If you think about it, tightly specifying allowed and denied traffic is a massive task, especially considering how poorly documented most apps are. Yeah, they’ll list a few ports. If you’re lucky, they’ll even tell you if the port is a server port or a client-side port. (Yes, it makes a difference.) Good luck finding out which other servers (IP addresses) a given server needs to legitimately talk to. So the best you can achieve is to allow all the traffic the app needs and not much else. Oh, but what about functionality that runs once a year? Good luck with that!
I’ve been down this path in my relative youth, with QoS and trying to specify the heck out of my QoS traffic classes. To make sure no improper traffic could masquerade as voice. You know what? I think I went through a lot of work making life harder for myself. Now I try to balance gain versus cost. What are the odds somebody is going to be want to, and be able to, transmit traffic marked with DSCP setting EF on a voice VLAN? Slim to none? So do I really need to be super-careful, verify it’s a Cisco phone out there, check for unexpected DSCP markings, check source IP, check for the payload type with deep inspection?

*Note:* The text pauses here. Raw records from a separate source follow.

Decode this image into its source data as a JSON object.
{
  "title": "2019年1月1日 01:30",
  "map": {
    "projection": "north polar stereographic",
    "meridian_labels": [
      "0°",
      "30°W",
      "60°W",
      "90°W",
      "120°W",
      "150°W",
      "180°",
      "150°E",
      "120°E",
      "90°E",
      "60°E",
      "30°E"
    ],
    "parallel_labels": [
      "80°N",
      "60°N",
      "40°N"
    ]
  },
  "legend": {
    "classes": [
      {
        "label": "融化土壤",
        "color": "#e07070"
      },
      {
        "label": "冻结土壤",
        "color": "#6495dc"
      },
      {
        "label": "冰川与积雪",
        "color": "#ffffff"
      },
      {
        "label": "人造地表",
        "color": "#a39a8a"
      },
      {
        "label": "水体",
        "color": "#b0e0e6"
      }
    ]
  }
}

Programming / networking lesson learned: too much error checking creates more problems than it solves. I’ve been seeing that lately in networking too: IPS false positives blocking some Cisco guest WLAN by triggering on some CAPWAP tunneled traffic from AP to DMZ controller. Ditto with application traffic.
A topic for another time: do you really want to use your Server Load Balancer (or F5 uber-box?) as a firewall? Which is best exposed to hackers, a purpose-built firewall or a SLB? Or do both have their own strengths and weaknesses?

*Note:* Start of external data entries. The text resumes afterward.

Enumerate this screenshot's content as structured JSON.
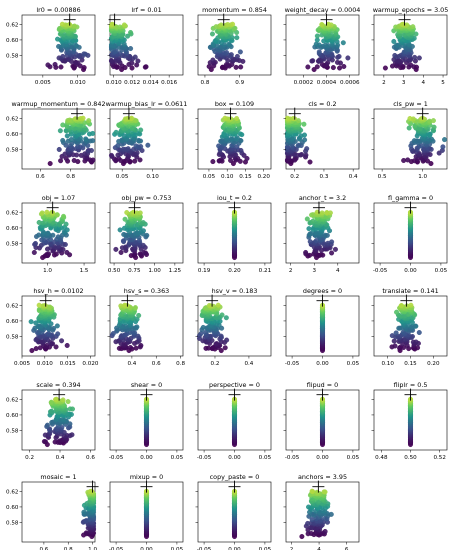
{
  "chart_data": [
    {
      "title": "lr0 = 0.00886",
      "type": "scatter",
      "xlim": [
        0.002,
        0.0125
      ],
      "xticks": [
        "0.005",
        "0.010"
      ],
      "xtv": [
        0.005,
        0.01
      ],
      "best": 0.00886,
      "dist": "spread",
      "spread": 0.0018
    },
    {
      "title": "lrf = 0.01",
      "type": "scatter",
      "xlim": [
        0.0096,
        0.0175
      ],
      "xticks": [
        "0.010",
        "0.012",
        "0.014",
        "0.016"
      ],
      "xtv": [
        0.01,
        0.012,
        0.014,
        0.016
      ],
      "best": 0.0101,
      "dist": "left",
      "spread": 0.0022
    },
    {
      "title": "momentum = 0.854",
      "type": "scatter",
      "xlim": [
        0.78,
        0.99
      ],
      "xticks": [
        "0.8",
        "0.9"
      ],
      "xtv": [
        0.8,
        0.9
      ],
      "best": 0.854,
      "dist": "spread",
      "spread": 0.04
    },
    {
      "title": "weight_decay = 0.0004",
      "type": "scatter",
      "xlim": [
        5e-05,
        0.00068
      ],
      "xticks": [
        "0.0002",
        "0.0004",
        "0.0006"
      ],
      "xtv": [
        0.0002,
        0.0004,
        0.0006
      ],
      "best": 0.0004,
      "dist": "spread",
      "spread": 0.00012
    },
    {
      "title": "warmup_epochs = 3.05",
      "type": "scatter",
      "xlim": [
        1.5,
        5.2
      ],
      "xticks": [
        "2",
        "3",
        "4",
        "5"
      ],
      "xtv": [
        2,
        3,
        4,
        5
      ],
      "best": 3.05,
      "dist": "spread",
      "spread": 0.6
    },
    {
      "title": "warmup_momentum = 0.842",
      "type": "scatter",
      "xlim": [
        0.48,
        0.96
      ],
      "xticks": [
        "0.6",
        "0.8"
      ],
      "xtv": [
        0.6,
        0.8
      ],
      "best": 0.842,
      "dist": "spread",
      "spread": 0.1
    },
    {
      "title": "warmup_bias_lr = 0.0611",
      "type": "scatter",
      "xlim": [
        0.03,
        0.15
      ],
      "xticks": [
        "0.05",
        "0.10"
      ],
      "xtv": [
        0.05,
        0.1
      ],
      "best": 0.0611,
      "dist": "spread",
      "spread": 0.025
    },
    {
      "title": "box = 0.109",
      "type": "scatter",
      "xlim": [
        0.02,
        0.22
      ],
      "xticks": [
        "0.05",
        "0.10",
        "0.15",
        "0.20"
      ],
      "xtv": [
        0.05,
        0.1,
        0.15,
        0.2
      ],
      "best": 0.109,
      "dist": "spread",
      "spread": 0.035
    },
    {
      "title": "cls = 0.2",
      "type": "scatter",
      "xlim": [
        0.17,
        0.42
      ],
      "xticks": [
        "0.2",
        "0.3",
        "0.4"
      ],
      "xtv": [
        0.2,
        0.3,
        0.4
      ],
      "best": 0.2,
      "dist": "left",
      "spread": 0.06
    },
    {
      "title": "cls_pw = 1",
      "type": "scatter",
      "xlim": [
        0.4,
        1.3
      ],
      "xticks": [
        "0.5",
        "1.0"
      ],
      "xtv": [
        0.5,
        1.0
      ],
      "best": 1.0,
      "dist": "spread",
      "spread": 0.18
    },
    {
      "title": "obj = 1.07",
      "type": "scatter",
      "xlim": [
        0.65,
        1.65
      ],
      "xticks": [
        "1.0",
        "1.5"
      ],
      "xtv": [
        1.0,
        1.5
      ],
      "best": 1.07,
      "dist": "spread",
      "spread": 0.2
    },
    {
      "title": "obj_pw = 0.753",
      "type": "scatter",
      "xlim": [
        0.45,
        1.35
      ],
      "xticks": [
        "0.50",
        "0.75",
        "1.00",
        "1.25"
      ],
      "xtv": [
        0.5,
        0.75,
        1.0,
        1.25
      ],
      "best": 0.753,
      "dist": "spread",
      "spread": 0.15
    },
    {
      "title": "iou_t = 0.2",
      "type": "scatter",
      "xlim": [
        0.188,
        0.212
      ],
      "xticks": [
        "0.19",
        "0.20",
        "0.21"
      ],
      "xtv": [
        0.19,
        0.2,
        0.21
      ],
      "best": 0.2,
      "dist": "const"
    },
    {
      "title": "anchor_t = 3.2",
      "type": "scatter",
      "xlim": [
        1.8,
        4.9
      ],
      "xticks": [
        "2",
        "3",
        "4"
      ],
      "xtv": [
        2,
        3,
        4
      ],
      "best": 3.2,
      "dist": "spread",
      "spread": 0.5
    },
    {
      "title": "fl_gamma = 0",
      "type": "scatter",
      "xlim": [
        -0.06,
        0.06
      ],
      "xticks": [
        "-0.05",
        "0.00",
        "0.05"
      ],
      "xtv": [
        -0.05,
        0,
        0.05
      ],
      "best": 0,
      "dist": "const"
    },
    {
      "title": "hsv_h = 0.0102",
      "type": "scatter",
      "xlim": [
        0.005,
        0.021
      ],
      "xticks": [
        "0.005",
        "0.010",
        "0.015",
        "0.020"
      ],
      "xtv": [
        0.005,
        0.01,
        0.015,
        0.02
      ],
      "best": 0.0102,
      "dist": "spread",
      "spread": 0.0025
    },
    {
      "title": "hsv_s = 0.363",
      "type": "scatter",
      "xlim": [
        0.22,
        0.82
      ],
      "xticks": [
        "0.4",
        "0.6",
        "0.8"
      ],
      "xtv": [
        0.4,
        0.6,
        0.8
      ],
      "best": 0.363,
      "dist": "spread",
      "spread": 0.1
    },
    {
      "title": "hsv_v = 0.183",
      "type": "scatter",
      "xlim": [
        0.1,
        0.53
      ],
      "xticks": [
        "0.2",
        "0.4"
      ],
      "xtv": [
        0.2,
        0.4
      ],
      "best": 0.183,
      "dist": "spread",
      "spread": 0.07
    },
    {
      "title": "degrees = 0",
      "type": "scatter",
      "xlim": [
        -0.06,
        0.06
      ],
      "xticks": [
        "-0.05",
        "0.00",
        "0.05"
      ],
      "xtv": [
        -0.05,
        0,
        0.05
      ],
      "best": 0,
      "dist": "const"
    },
    {
      "title": "translate = 0.141",
      "type": "scatter",
      "xlim": [
        0.07,
        0.23
      ],
      "xticks": [
        "0.10",
        "0.15",
        "0.20"
      ],
      "xtv": [
        0.1,
        0.15,
        0.2
      ],
      "best": 0.141,
      "dist": "spread",
      "spread": 0.025
    },
    {
      "title": "scale = 0.394",
      "type": "scatter",
      "xlim": [
        0.15,
        0.63
      ],
      "xticks": [
        "0.2",
        "0.4",
        "0.6"
      ],
      "xtv": [
        0.2,
        0.4,
        0.6
      ],
      "best": 0.394,
      "dist": "spread",
      "spread": 0.08
    },
    {
      "title": "shear = 0",
      "type": "scatter",
      "xlim": [
        -0.06,
        0.06
      ],
      "xticks": [
        "-0.05",
        "0.00",
        "0.05"
      ],
      "xtv": [
        -0.05,
        0,
        0.05
      ],
      "best": 0,
      "dist": "const"
    },
    {
      "title": "perspective = 0",
      "type": "scatter",
      "xlim": [
        -0.06,
        0.06
      ],
      "xticks": [
        "-0.05",
        "0.00",
        "0.05"
      ],
      "xtv": [
        -0.05,
        0,
        0.05
      ],
      "best": 0,
      "dist": "const"
    },
    {
      "title": "flipud = 0",
      "type": "scatter",
      "xlim": [
        -0.06,
        0.06
      ],
      "xticks": [
        "-0.05",
        "0.00",
        "0.05"
      ],
      "xtv": [
        -0.05,
        0,
        0.05
      ],
      "best": 0,
      "dist": "const"
    },
    {
      "title": "fliplr = 0.5",
      "type": "scatter",
      "xlim": [
        0.475,
        0.525
      ],
      "xticks": [
        "0.48",
        "0.50",
        "0.52"
      ],
      "xtv": [
        0.48,
        0.5,
        0.52
      ],
      "best": 0.5,
      "dist": "const"
    },
    {
      "title": "mosaic = 1",
      "type": "scatter",
      "xlim": [
        0.42,
        1.02
      ],
      "xticks": [
        "0.6",
        "0.8",
        "1.0"
      ],
      "xtv": [
        0.6,
        0.8,
        1.0
      ],
      "best": 1.0,
      "dist": "right",
      "spread": 0.08
    },
    {
      "title": "mixup = 0",
      "type": "scatter",
      "xlim": [
        -0.06,
        0.06
      ],
      "xticks": [
        "-0.05",
        "0.00",
        "0.05"
      ],
      "xtv": [
        -0.05,
        0,
        0.05
      ],
      "best": 0,
      "dist": "const"
    },
    {
      "title": "copy_paste = 0",
      "type": "scatter",
      "xlim": [
        -0.06,
        0.06
      ],
      "xticks": [
        "-0.05",
        "0.00",
        "0.05"
      ],
      "xtv": [
        -0.05,
        0,
        0.05
      ],
      "best": 0,
      "dist": "const"
    },
    {
      "title": "anchors = 3.95",
      "type": "scatter",
      "xlim": [
        1.6,
        6.9
      ],
      "xticks": [
        "2",
        "4",
        "6"
      ],
      "xtv": [
        2,
        4,
        6
      ],
      "best": 3.95,
      "dist": "spread",
      "spread": 0.8
    }
  ],
  "y_axis": {
    "ylim": [
      0.555,
      0.632
    ],
    "yticks": [
      "0.58",
      "0.60",
      "0.62"
    ],
    "ytv": [
      0.58,
      0.6,
      0.62
    ]
  },
  "colors": {
    "low": "#440154",
    "high": "#fde725",
    "marker": "#000000"
  }
}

[And thanks to Ivan P for his hand-sketches in blogs, it got me playing with HTML editors and drawing tools on the iPad. Let’s just say informal hand-sketches on a PC aren’t necessarily easy?]
One response to “Security in the Datacenter”
Thanks for your comments.
I agree about switch ACL’s being high-speed (wire speed) and have made that argument at times. It seems to mostly irritate security people (hence my crack about firewall = security in the article).
I’ve been talking to people about "security vaults" to emphasize that you secure the valuables (in say firewall contexts), not everything. So to me, switch ACL’s is how you block the usual suspects, like Microsoft ports that shouldn’t be getting used, at least not from the outside.
Re state, people use the argument "it’s easier for ensuring legitimate return traffic". Which has some validity. There’s also the "protects the host from SYN attack" sort of argument. (And then the firewall takes the hit in place of some server?) What I keep noticing is that state in various forms (firewall, NAT) gets in the way of failover, e.g. between diverse Internet links. I’m not sure I see a good answer there, even if your exposed servers have public addresses on them (or the VIP on the SLB does).
I probably should have made the point that some similar arguments apply also to IPS and anything else in front of the entire datacenter, or the Internet link, although capacity is much less of a problem on the Internet side of things. [b]If I have a message, it’s that you have to watch the capacity, and structure things to give yourself some flexibility if you’re close to maxing out the box. [/b]
Someone suggested I check out some of the Palo Alto Networks literature to get their perspective, and I plan to do that. Right now, where I’m coming from is that I’ve seen either app problems that turned out to be firewall or IPS or web proxy AV capacity problems — and that some of those boxes really don’t make it too easy to figure out that they’re where you’re dropping packets. It’s not good when you’re troubleshooting by guessing that since you’re doing more than say 80% of the published capacity of a box, that’s probably the cause of the problems.